Passé un prologue sous forme de bande-annonce et durant une vingtaine de minutes, La Momie fait presque illusion. Avec sa volonté de dépaysement, son exploitation de l'actualité (on aperçoit des terroristes ravager des ruines ancestrales) et ses cascades épiques (dont un crash aérien déjà largement dévoilé par les trailers), le film ressemblerait presque à un véhicule habituel pour Tom Cruise. La suite est plus problématique, mais d'autant plus fascinante : largué dans une mythologie qu'il ne comprend pas, le personnage principal (tout comme l'acteur en coulisses) semble emporté malgré lui dans une tornade d'informations, de péripéties et de rebondissements qu'il ne contrôlera à aucun moment. Il n’est pas le seul : en roue libre, le récit mêle (probablement sans s'en rendre compte) des tonalités incompatibles, au point que l'on finit par se demander s'il s'agit d'un film d'action, d'un thriller horrifique ou d'une comédie potache. Accumulant clins d'œil (une ridicule apparition de Mister Hyde sous les traits épais de Russell Crowe, un crâne de vampire, la main de la Créature du Lac Noir et même un fantôme blagueur tout droit sorti du Loup-Garou de Londres), circonvolutions narratives et faux mystères à un rythme inintelligible (à se demander pourquoi on s’ennuie autant), La Momie version 2017 est un brouhaha visuel, sonore et musical épuisant pour les nerfs comme pour les méninges ; un comble, au vu d’un script aussi stupide.
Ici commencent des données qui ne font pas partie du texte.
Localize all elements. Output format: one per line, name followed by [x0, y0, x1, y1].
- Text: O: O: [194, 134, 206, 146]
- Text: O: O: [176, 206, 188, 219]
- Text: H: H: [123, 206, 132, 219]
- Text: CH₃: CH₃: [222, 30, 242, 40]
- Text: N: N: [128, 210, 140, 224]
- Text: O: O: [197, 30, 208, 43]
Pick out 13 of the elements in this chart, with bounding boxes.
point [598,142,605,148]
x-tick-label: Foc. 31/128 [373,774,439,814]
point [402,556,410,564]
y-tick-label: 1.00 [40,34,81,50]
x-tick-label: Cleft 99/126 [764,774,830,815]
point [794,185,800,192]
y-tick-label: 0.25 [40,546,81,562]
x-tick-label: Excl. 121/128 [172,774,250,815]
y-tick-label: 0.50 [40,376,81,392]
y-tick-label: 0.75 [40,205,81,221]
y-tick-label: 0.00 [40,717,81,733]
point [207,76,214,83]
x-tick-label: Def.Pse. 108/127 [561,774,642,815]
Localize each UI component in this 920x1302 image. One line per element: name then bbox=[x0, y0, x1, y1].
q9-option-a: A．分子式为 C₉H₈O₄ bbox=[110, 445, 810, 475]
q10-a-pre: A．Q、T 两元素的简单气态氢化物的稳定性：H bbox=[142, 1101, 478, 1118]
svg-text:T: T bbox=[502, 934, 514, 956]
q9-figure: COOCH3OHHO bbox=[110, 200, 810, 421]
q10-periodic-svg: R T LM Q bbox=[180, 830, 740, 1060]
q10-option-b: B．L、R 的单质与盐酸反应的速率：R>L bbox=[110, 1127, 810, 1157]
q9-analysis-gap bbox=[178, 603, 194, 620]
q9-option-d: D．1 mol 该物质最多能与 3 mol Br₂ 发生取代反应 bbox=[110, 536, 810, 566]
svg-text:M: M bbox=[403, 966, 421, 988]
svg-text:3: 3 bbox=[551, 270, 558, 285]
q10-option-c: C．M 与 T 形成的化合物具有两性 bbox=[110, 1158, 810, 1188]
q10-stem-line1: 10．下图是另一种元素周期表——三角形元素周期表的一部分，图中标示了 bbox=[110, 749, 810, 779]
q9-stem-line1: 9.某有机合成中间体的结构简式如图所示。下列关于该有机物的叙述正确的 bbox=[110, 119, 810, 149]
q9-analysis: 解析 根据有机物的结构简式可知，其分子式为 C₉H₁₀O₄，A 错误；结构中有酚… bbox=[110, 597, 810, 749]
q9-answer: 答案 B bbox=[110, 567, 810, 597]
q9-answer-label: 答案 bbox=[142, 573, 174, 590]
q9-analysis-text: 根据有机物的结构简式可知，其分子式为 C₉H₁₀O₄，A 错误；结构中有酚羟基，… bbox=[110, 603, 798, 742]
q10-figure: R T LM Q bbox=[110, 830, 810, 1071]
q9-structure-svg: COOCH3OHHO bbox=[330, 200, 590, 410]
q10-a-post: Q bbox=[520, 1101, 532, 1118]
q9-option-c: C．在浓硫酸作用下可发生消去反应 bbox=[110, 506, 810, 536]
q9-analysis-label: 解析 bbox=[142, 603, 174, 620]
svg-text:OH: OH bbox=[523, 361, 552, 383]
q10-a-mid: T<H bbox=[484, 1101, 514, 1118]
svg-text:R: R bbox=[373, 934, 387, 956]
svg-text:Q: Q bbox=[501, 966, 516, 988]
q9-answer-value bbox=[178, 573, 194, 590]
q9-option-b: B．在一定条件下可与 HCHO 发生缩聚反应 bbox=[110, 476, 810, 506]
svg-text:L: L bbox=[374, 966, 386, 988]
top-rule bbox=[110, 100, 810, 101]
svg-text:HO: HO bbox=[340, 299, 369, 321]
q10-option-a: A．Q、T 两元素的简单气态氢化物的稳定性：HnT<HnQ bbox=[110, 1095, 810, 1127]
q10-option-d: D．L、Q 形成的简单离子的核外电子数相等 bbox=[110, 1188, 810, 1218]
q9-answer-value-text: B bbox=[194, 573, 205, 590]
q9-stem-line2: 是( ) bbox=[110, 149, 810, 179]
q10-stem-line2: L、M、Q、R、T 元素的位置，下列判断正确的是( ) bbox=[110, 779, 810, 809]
Dans ses réussites comme dans ses échecs (au hasard Mission : Impossible 2, Vanilla Sky ou Night & Day), Tom Cruise avait jusqu’ici toujours tenté de canaliser la vision d'un réalisateur fort, afin de servir à la fois son égo démesuré et sa passion sincère pour le Septième Art. L'artiste s'était en d’autres termes improvisé producteur par pure nécessité, ses méthodes de control freak n’empêchant pas de sérieuses prises de risques. La Momie est dès lors une anomalie totale dans une carrière autrefois cohérente, puisque Cruise a accepté de collaborer non pas avec un cinéaste en particulier, mais avec un studio et ses actionnaires, tel un prestataire de luxe. On ignore encore comment un tel contrat a pu être validé, au regard d’une filmographie comptant des chefs-d’œuvre de Martin Scorsese, Neil Jordan, Oliver Stone, Michael Mann, Brian De Palma ou Steven Spielberg, mais il y a fort à parier que l'abandon des Montagnes hallucinées, la grande fresque horrifique qu'il devait tourner avec Guillermo Del Toro, lui ait laissé un amer goût d'inachevé. On aurait préféré que la frustration ne le pousse pas à se fourvoyer dans un projet aussi foutraque, bricolé à coups de mémos agressifs et de brainstormings prestigieux (Christopher McQuarrie, David Koepp et Jenny Lumet, fille de Sidney, ont tous contribué dans leur coin au scénario !) pour mettre sur pied un nouveau multivers horriblement artificiel. Co-producteur, co-auteur et réalisateur de la chose, Alex Kurtzman (Transformers, The Amazing Spider-Man : Le Destin d'un héros) prouve qu'il est l'un des pantins les plus serviles du système hollywoodien actuel, et sa nomination à la tête d’une des franchises les plus importantes d’Universal – qui a tout de même changé son logo pour l’occasion – n’est pas pour nous rassurer quant à l’avenir de l’« industrie », comme il convient désormais de la nommer.